Magnetically separable samarium doped copper ferrite-graphitic carbon nitride nanocomposite for photodegradation of dyes and pharmaceuticals under visible light irradiation

Abstract

Photocatalysis suffers two major drawbacks, namely the separation of the photocatalyst from treated water and the utilisation of expensive UV light. This has limited its application on an industrial scale. A novel nanocomposite of CuSm0.06Fe1.94O4@g-C3N4 with exceptional magnetic, electrochemical, and optical properties was synthesised using the hydrothermal method. The ratio of CuSm0.06Fe1.94O4 and g-C3N4 was optimised. Sm-CFGNC-3 (3: 1) was found to exhibit the highest photodegradation efficiency of 95.7% towards methyl orange (MO) in 90 min at pH 3.5, using visible light.

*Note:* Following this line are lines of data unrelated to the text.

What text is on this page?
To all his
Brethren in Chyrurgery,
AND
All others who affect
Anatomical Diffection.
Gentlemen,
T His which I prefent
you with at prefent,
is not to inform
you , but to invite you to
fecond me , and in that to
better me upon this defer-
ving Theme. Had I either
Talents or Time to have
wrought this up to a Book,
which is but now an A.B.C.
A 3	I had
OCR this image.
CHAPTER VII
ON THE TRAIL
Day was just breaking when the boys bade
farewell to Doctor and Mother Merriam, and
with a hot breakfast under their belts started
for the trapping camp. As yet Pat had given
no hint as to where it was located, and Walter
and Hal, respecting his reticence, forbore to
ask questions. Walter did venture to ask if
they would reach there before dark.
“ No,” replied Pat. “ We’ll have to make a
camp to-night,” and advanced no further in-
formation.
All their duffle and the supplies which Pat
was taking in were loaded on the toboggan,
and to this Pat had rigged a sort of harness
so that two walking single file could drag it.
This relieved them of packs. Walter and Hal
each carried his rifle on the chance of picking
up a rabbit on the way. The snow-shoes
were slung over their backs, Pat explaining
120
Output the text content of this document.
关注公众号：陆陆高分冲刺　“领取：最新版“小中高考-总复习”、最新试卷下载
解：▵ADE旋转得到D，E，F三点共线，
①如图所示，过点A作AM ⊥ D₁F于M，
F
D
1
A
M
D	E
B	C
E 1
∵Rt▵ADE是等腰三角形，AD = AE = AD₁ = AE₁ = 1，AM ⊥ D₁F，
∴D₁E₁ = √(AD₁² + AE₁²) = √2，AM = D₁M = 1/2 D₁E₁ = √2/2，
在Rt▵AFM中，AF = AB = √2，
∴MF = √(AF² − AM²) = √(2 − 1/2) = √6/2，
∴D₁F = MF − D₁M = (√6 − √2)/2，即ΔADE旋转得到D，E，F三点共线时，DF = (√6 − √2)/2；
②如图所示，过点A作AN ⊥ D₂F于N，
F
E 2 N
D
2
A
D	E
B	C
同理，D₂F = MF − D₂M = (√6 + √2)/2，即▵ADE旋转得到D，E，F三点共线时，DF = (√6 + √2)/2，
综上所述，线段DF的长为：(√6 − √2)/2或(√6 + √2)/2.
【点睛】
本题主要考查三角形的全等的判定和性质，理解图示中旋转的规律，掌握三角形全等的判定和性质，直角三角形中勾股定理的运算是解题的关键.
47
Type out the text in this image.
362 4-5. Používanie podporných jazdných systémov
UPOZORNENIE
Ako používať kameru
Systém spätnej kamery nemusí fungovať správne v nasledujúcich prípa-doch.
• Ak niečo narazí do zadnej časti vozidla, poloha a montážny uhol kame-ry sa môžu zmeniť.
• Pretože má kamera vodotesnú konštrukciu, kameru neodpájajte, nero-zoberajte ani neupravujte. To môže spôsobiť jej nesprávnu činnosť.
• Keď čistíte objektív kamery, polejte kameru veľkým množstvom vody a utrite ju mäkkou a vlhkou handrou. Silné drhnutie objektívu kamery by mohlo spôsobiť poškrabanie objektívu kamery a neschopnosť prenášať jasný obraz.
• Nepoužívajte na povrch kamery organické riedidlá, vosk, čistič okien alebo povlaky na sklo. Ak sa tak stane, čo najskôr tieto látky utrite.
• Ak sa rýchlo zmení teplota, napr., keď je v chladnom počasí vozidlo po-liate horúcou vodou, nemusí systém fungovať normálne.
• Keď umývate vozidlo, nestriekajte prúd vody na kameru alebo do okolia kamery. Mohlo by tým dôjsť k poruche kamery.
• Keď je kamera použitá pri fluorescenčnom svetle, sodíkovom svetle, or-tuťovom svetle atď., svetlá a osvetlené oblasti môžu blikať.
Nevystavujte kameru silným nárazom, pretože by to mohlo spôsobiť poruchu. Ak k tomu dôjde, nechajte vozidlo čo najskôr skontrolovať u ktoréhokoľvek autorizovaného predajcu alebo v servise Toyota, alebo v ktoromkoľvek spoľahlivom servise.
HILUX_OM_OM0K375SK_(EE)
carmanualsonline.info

In addition, 90.1% degradation of MO was observed in the scaled-up experiment, while high MO degradation efficiencies were also obtained for the spiked raw water from the Rand water treatment plant (83.4%) and Hazelmere treatment plant (76.6%). Furthermore, good removal efficiencies were obtained during the photodegradation of dyes (Congo red, tartrazine, Metanil yellow) and pharmaceuticals (carbamazepine, zidovudine, acetaminophen). The influence of various reaction parameters, such as catalyst amount, pH, dye concentration, oxidant effect, trapping experiments, catalyst reusability, and reaction mechanism, were investigated. Lastly, the reusability study showed a minimal loss in photocatalytic performance after 4 cycles, and the nanocomposite was easily separated from the treated water using a magnet. Thus, the synthesised nanocomposite is a potential candidate for the application of photocatalysis at an industrial scale.